Maybe many are familiar with The Economist’s Big Mac Index. According to The Economist itself, the Big Mac Index “offers a light-hearted guide to whether currencies are at their correct levels, according to the notion of purchasing-power parity”. We now have Doughnut Economics.

The idea was created by Kate Raworth of Oxford University’s Environmental Change Institute, in her book, Doughnut Economics: Seven Ways to Think Like a 21st-Century Economist. Raworth reminds us in her book that economic growth was not, at first, intended to signify well-being. This explains the title of this week’s contribution. Do we need to reframe the fundamental economic problem?

Simon Kuznets, the receiver of the Nobel Memorial Prize in Economic Sciences and the person who standardised the measurement of growth, did actually state that: “The welfare of a nation can scarcely be inferred from a measure of national income.”

Economic growth, he pointed out, measured only annual flow rather than stocks of wealth and their distribution.

Students of economics know that, although we have grown accustomed to measure standard of living through growth in national income, there are a number of points to consider.

These include: distribution of income; the social wage (such as expenditure on health and education); the range of goods and services produced; social costs such as environmental effects; leisure time available to the population; the level of economic dependence; the size of the population; and the rate of inflation.

Reframing the economic problem means that instead of having an economy that needs to grow, irrespective of whether people thrive or not, we need an economy that makes us improve our quality of life and our well-being, irrespective of whether it grows or not

Some may wonder what point I am seeking to drive home. My point is that I really doubt whether the economic models that have served us in the past (whether well or not, is a judgement each one of us would have to make) are still useful to solve the current economic problems that countries are facing. Putting it bluntly, we are trying to use those same models that caused a severe economic crisis in many countries to solve them. Does not this call for a different approach?

The helplessness of several governments is best exemplified by the fact that they fallen prey to lobbyists and those we look to for leadership do not seem to have shown that they have their solutions in hand.
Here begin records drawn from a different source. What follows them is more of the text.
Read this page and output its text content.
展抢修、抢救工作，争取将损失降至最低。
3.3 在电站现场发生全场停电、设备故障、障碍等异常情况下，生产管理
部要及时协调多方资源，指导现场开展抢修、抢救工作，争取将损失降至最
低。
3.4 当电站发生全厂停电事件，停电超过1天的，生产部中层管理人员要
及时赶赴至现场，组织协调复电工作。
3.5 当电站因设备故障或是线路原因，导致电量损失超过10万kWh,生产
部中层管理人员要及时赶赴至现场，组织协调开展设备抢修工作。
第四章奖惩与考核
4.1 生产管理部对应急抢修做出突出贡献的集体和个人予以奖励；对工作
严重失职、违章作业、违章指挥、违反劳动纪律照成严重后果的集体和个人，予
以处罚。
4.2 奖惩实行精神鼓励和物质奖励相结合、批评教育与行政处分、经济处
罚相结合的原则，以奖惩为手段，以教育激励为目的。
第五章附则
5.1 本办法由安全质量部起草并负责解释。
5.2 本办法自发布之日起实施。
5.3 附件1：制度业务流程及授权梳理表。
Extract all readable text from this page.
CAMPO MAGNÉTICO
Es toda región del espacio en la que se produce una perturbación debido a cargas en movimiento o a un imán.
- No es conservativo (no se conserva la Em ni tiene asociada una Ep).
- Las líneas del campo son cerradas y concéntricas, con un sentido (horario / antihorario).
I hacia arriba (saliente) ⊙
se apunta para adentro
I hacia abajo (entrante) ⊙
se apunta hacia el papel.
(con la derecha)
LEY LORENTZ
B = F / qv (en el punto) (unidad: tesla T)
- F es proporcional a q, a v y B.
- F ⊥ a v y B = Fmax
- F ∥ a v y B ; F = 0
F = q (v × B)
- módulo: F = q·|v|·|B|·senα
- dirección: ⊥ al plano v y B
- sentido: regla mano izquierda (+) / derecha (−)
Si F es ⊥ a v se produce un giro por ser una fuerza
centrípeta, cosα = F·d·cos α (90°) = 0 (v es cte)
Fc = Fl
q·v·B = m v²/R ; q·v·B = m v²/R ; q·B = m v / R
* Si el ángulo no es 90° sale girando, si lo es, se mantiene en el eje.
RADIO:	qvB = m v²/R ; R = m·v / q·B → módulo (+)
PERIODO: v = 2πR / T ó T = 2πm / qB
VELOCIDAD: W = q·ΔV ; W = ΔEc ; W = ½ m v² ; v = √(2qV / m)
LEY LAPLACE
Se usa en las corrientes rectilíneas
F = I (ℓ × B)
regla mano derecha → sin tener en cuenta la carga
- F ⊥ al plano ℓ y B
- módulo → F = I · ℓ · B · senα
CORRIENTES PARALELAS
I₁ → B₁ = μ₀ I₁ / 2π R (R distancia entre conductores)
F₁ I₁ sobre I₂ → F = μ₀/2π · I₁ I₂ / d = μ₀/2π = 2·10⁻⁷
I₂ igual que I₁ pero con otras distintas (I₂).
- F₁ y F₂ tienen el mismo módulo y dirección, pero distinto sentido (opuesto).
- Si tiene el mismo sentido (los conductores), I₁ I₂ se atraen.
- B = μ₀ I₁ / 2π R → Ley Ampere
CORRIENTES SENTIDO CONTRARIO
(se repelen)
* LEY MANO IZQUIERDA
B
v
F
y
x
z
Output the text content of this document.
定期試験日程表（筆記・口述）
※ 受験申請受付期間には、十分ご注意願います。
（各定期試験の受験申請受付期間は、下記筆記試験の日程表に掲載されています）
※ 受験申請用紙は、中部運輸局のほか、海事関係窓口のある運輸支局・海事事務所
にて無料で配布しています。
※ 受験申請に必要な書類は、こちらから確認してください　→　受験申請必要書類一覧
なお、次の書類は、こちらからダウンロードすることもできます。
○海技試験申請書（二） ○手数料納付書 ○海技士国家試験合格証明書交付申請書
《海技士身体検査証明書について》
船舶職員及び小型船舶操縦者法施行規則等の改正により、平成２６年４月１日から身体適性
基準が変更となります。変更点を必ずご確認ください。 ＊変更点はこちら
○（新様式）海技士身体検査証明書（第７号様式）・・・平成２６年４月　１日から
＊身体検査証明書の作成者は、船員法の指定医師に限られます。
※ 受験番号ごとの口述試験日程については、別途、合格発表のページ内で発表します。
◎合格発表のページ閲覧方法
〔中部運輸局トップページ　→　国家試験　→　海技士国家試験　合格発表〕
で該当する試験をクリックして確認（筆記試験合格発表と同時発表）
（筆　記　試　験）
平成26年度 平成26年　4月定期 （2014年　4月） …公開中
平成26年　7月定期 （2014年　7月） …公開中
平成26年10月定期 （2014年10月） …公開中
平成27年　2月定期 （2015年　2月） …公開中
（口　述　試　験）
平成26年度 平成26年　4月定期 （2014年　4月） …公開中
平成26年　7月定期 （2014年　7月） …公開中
Some may not have the courage to act while those that do may not know what needs to be done.

The recipe that has been proposed since 2008, when the crisis first hit with a vengeance, is more economic growth.

Several countries have not yet returned to the levels of national income which they had pre-2008. Structural unemployment, especially among youth, is still a major concern while economic inequality has soared. In certain countries, the economic growth that has been generated has been grabbed by the top one per cent of the population.

So it would be very right to ask whether the primary economic goal should remain growth in national income and whether such growth is to be equated with a better standard of living, since such an approach seems only to have advantaged the few.

There can no longer be this dramatic gap between those who have everything and those who have none, between who has discards and who is discarded.

There are some who are promoting globalisation in order to impose their own rules for a global market for their own profit and not to promote more sharing among people, which is what globalisation is all about. Having said this, the answer cannot be looking inwards and taking on a nationalistic approach.

As values, principles and moral purpose are lost, we are using money as an excuse for everything. All that seems to count is the rate at which we turn natural wealth into cash. If this destroys our prosperity and the wonders that surround us, very few seem to care.

Reframing the economic problem means that instead of having an economy that needs to grow, irrespective of whether people thrive or not, we need an economy that makes us improve our quality of life and our well-being, irrespective of whether it grows or not.